Glaciers are much more than just ice blocks
A glacier is a large, perennial accumulation of crystalline ice, snow, rock, sediment, and often liquid water that originates on land and moves down slope under the influence of its own weight and gravity. When a climber falls into a crevasse, a deep fracture in the ice, the frozen corpse will flow through the glacier […]
Published Date - 16 November 2020, 05:36 PM
A glacier is a large, perennial accumulation of crystalline ice, snow, rock, sediment, and often liquid water that originates on land and moves down slope under the influence of its own weight and gravity.
When a climber falls into a crevasse, a deep fracture in the ice, the frozen corpse will flow through the glacier and be ejected from its foot several decades later. This gruesome process, known as corpse transfer, was one of the earliest clues that glaciers aren’t simply solid blocks of ice.
Climate change is also turning up bodies — like the infamous Otzi the Iceman — and more as glaciers melt away. Over the past decade, researchers in Norway have recovered dozens of ancient items in a previously frozen mountain pass, including a complete Iron Age Roman tunic.

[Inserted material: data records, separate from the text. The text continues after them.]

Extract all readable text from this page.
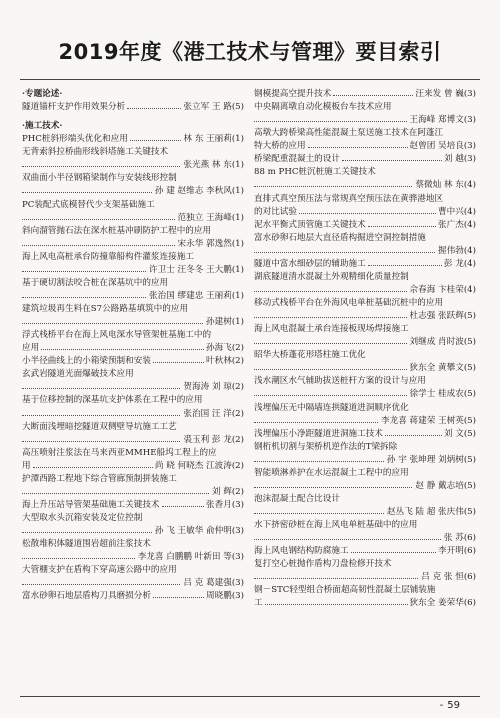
2019年度《港工技术与管理》要目索引
·专题论述·
隧道锚杆支护作用效果分析	张立军 王 路(5)
·施工技术·
PHC桩斜形端头优化和应用	林 东 王丽莉(1)
无背索斜拉桥曲形线斜塔施工关键技术
张光燕 林 东(1)
双曲面小半径钢箱梁制作与安装线形控制
孙 建 赵维志 李秋风(1)
PC装配式底模替代少支架基础施工
范独立 王海峰(1)
斜向溜管抛石法在深水桩基冲刷防护工程中的应用
宋永华 郭逸然(1)
海上风电高桩承台防撞靠船构件灌浆连接施工
许卫士 汪冬冬 王大鹏(1)
基于硬切割法咬合桩在深基坑中的应用
张治国 缪建忠 王丽莉(1)
建筑垃圾再生料在S7公路路基填筑中的应用
孙建树(1)
浮式栈桥平台在海上风电深水导管架桩基施工中的
应用	孙海飞(2)
小半径曲线上的小箱梁预制和安装	叶秋林(2)
玄武岩隧道光面爆破技术应用
贺海涛 刘 琼(2)
基于位移控制的深基坑支护体系在工程中的应用
张治国 汪 洋(2)
大断面浅埋暗挖隧道双侧壁导坑施工工艺
裘玉利 彭 龙(2)
高压喷射注浆法在马来西亚MMHE船坞工程上的应
用	尚 晓 何晓杰 江波涛(2)
护潭西路工程地下综合管廊预制拼装施工
刘 辉(2)
海上升压站导管架基础施工关键技术	张香月(3)
大型取水头沉箱安装及定位控制
孙 飞 王敏华 俞仲明(3)
松散堆积体隧道围岩超前注浆技术
李龙喜 白鹏鹏 叶新田 等(3)
大管棚支护在盾构下穿高速公路中的应用
吕 克 葛建强(3)
富水砂卵石地层盾构刀具磨损分析	周晓鹏(3)
钢模提高空提升技术	汪来发 曾 巍(3)
中央隔离墩自动化模板台车技术应用
王海峰 郑博文(3)
高墩大跨桥梁高性能混凝土泵送施工技术在阿蓬江
特大桥的应用	赵曾团 吴培良(3)
桥梁配重混凝土的设计	刘 越(3)
88 m PHC桩沉桩施工关键技术
蔡微灿 林 东(4)
直排式真空预压法与常规真空预压法在黄骅港地区
的对比试验	曹中兴(4)
泥水平衡式顶管施工关键技术	张广杰(4)
富水砂卵石地层大直径盾构掘进空洞控制措施
握伟勃(4)
隧道中富水细砂层的辅助施工	彭 龙(4)
湖底隧道清水混凝土外观精细化质量控制
佘春海 卞桂荣(4)
移动式栈桥平台在外海风电单桩基础沉桩中的应用
杜志强 张跃辉(5)
海上风电混凝土承台连接板现场焊接施工
刘继成 肖时波(5)
昭华大桥蓬花形塔柱施工优化
狄东全 黄攀文(5)
浅水潮区水气辅助拔送桩杆方案的设计与应用
徐学士 桂成农(5)
浅埋偏压无中隔墙连拱隧道进洞顺序优化
李龙喜 蒋建荣 王树英(5)
浅埋偏压小净距隧道进洞施工技术	刘 文(5)
钢桁机切割与架桥机逆作法的T梁拆除
孙 宇 张坤理 刘炳树(5)
智能喷淋养护在水运混凝土工程中的应用
赵 静 戴志培(5)
泡沫混凝土配合比设计
赵丛飞 陆 超 张庆伟(5)
水下挤密砂桩在海上风电单桩基础中的应用
张 苏(6)
海上风电钢结构防腐施工	李开明(6)
复打空心桩抛作盾构刀盘检修开技术
吕 克 张 恒(6)
钢－STC轻型组合桥面超高韧性混凝土层铺装施
工	狄东全 姜荣华(6)
- 59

Glaciers provide data on past climate conditions, as well. When annual snowfall solidifies into glacial ice, air bubbles trap atmospheric gases and airborne particles ranging from pollen to soot. Scientists then drill into the ice and extract layered cylindrical cores for study.
But they’d better act fast, before global warming melts away these memories. For instance, the amount of ice flowing from Antarctica’s Thwaites Glacier has doubled over the past three decades.
Such melting has the potential to expose pathogenic viruses trapped in the ice, some of which haven’t been in circulation for more than 10,000 years. Paired with warming waters, melting glaciers also threaten to flood cities with a projected sea level rise of 1 to 3 feet by the year 2100.
Some algae get their drinking water by deliberately melting glaciers, producing dark pigments that absorb enough sunlight to thaw their frozen habitat. But they’re too good at it for their own good — large blooms along the edge of the Greenland Ice Sheet are increasing its summer melt rate by 10 per cent.